Sentinel data weighs in at a 'horn'-ormous 2PBPosted on July 20, 2017 (Last modified on October 19, 2023) • 3 min read • 476 words
The CEDA archive now contains more than 2 Petabytes of Sentinel data comprised of a whopping ~1.6 million individual Sentinel data products. If 2PB’s were represented by weight (when 1gram = 1GB), the archived Sentinel data would ‘weigh’ the equivalent of a Rhino - absolutely ‘horn’-ormous! In contrast, your average smartphone data capacity would weigh the equivalent of a mouse. See infographic below for more details.
Each Sentinel mission collects various measurements and images for land, ocean and atmospheric monitoring. There will be a total of 7 Sentinel missions, some of which will be comprised of up to 4 satellites. This maximises global coverage. Some Sentinel missions already have 2 satellites in orbit retrieving data - such as Sentinel1A and Sentinel1B.
The Sentinel family (Credits: ESA)
CEDA currently have over 100 users downloading Sentinel 1 data and nearly 70 using Sentinel 2 data. CEDA users have downloaded over 500TB via the web. However, this doesn’t take into account the data accessed via JASMIN and group workspaces. As this data is accessed directly via the file system, it is a difficult statistic to produce accurately per user.
These ever increasing data volumes have challenged the CEDA archive. To cater for this data deluge, CEDA has developed the Near Line Archive (NLA) system. The NLA is used to archive older data onto a state of the art tape library in the JASMIN infrastructure. This means that the newest data can be made available via instant access. Older data can still be requested and will take no longer than a few days to be made available. The retrieved data is restored to it’s original location in the archive and can be accessed in the same way for a limited period.
The CEDA Satellite Data Finder is another recent development.
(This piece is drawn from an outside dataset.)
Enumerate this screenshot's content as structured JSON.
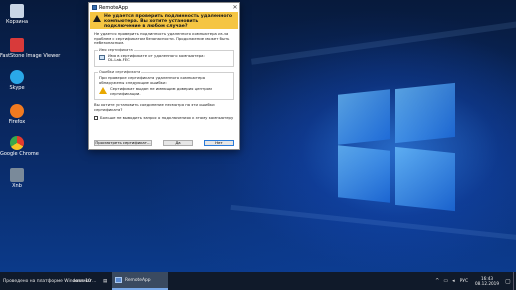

This provides a map application for locating scenes and scans of several datasets held in the CEDA archive. More information can be found here. Behind the scenes is the CEDA OpenSearch service - this provides a simple way to query the catalogue using scripts via html. These are vital tools to allow users to easily find and access data from the huge Sentinel mirror archive.
The huge data volumes produced by the Sentinel missions will not slow down with several more satellites due to be launched in the next few years. This is a big data issue that will continue far into the future and CEDA will continue to innovate and apply technologies to allow users to easily find and use this data.
Sentinel data is publicly available, all you have to do is register for a CEDA account.